From: Matthew Wilcox
Date: Tue Jul 25 2023 - 11:27:26 EST


On Tue, Jul 25, 2023 at 05:09:05PM +0800, Leizhen (ThunderTown) wrote:
> On 2023/7/25 10:00, Leizhen (ThunderTown) wrote:
> > On 2023/7/24 21:50, Matthew Wilcox wrote:
> >> On Mon, Jul 24, 2023 at 09:22:23PM +0800, thunder.leizhen@xxxxxxxxxxxxxxx wrote:
> >>> From: Zhen Lei <thunder.leizhen@xxxxxxxxxx>
> >>>
> >>> The statistics function of softirq is supported by commit aa0ce5bbc2db
> >>> ("softirq: introduce statistics for softirq") in 2009. At that time,
> >>> 64-bit processors should not have many cores and would not face
> >>> significant count overflow problems. Now it's common for a processor to
> >>> have hundreds of cores. Assume that there are 100 cores and 10
> >>> TIMER_SOFTIRQ are generated per second, then the 32-bit sum will be
> >>> overflowed after 50 days.
> >>
> >> 50 days is long enough to take a snapshot. You should always be using
> >> difference between, not absolute values, and understand that they can
> >> wrap. We only tend to change the size of a counter when it can wrap
> >> sufficiently quickly that we might miss a wrap (eg tens of seconds).
>
> Sometimes it can take a long time to view it again. For example, it is
> possible to run a complete business test for hours or even days, and
> then calculate the average.

I've been part of teams which have done such multi-hour tests. That
isn't how monitoring was performed. Instead snapshots were taken every
minute or even more frequently, because we wanted to know how these
counters were fluctuating during the test -- were there time periods
when the number of sortirqs spiked, or was it constant during the test?

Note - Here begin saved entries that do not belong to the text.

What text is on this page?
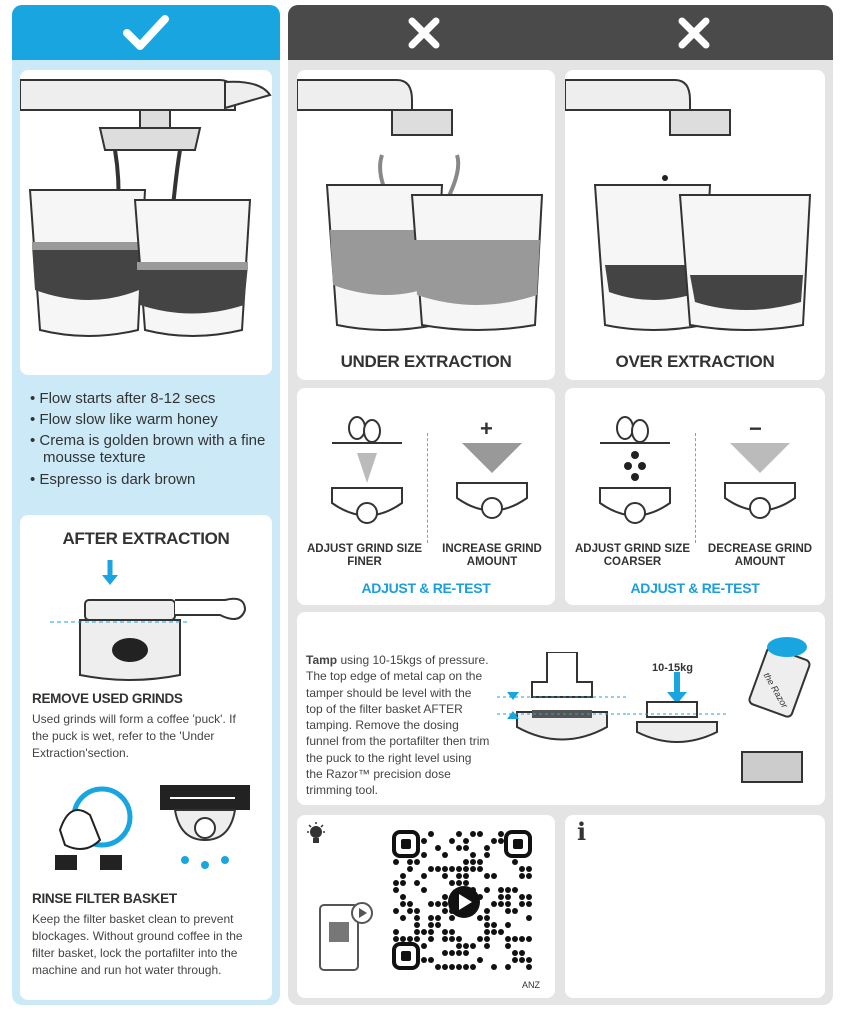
• Flow starts after 8-12 secs
• Flow slow like warm honey
• Crema is golden brown with a fine mousse texture
• Espresso is dark brown
AFTER EXTRACTION
REMOVE USED GRINDS
Used grinds will form a coffee 'puck'. If the puck is wet, refer to the 'Under Extraction'section.
RINSE FILTER BASKET
Keep the filter basket clean to prevent blockages. Without ground coffee in the filter basket, lock the portafilter into the machine and run hot water through.
UNDER EXTRACTION	OVER EXTRACTION
+
ADJUST GRIND SIZE FINER
INCREASE GRIND AMOUNT
ADJUST & RE-TEST
−
ADJUST GRIND SIZE COARSER
DECREASE GRIND AMOUNT
ADJUST & RE-TEST
Tamp using 10-15kgs of pressure. The top edge of metal cap on the tamper should be level with the top of the filter basket AFTER tamping. Remove the dosing funnel from the portafilter then trim the puck to the right level using the Razor™ precision dose trimming tool.
10-15kg
the Razor
ANZ
i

> > Yes, I think patch 2/2 can be dropped. I reduced the number of soft
> > interrupts generated in one second, and actually 100+ or 1000 is normal.
> > But I think patch 1/2 is necessary. The sum of the output scattered values
> > does not match the output sum. To solve this problem, we only need to
> > adjust the type of a local variable.
>
> However, it is important to consider that when the local variable is changed
> to u64, the output string becomes longer. It is not clear if the user-mode
> program parses it only by u32.

There's no need for the numbers to add up. They won't anyway, because
summing them is racy , so they'll always be a little off.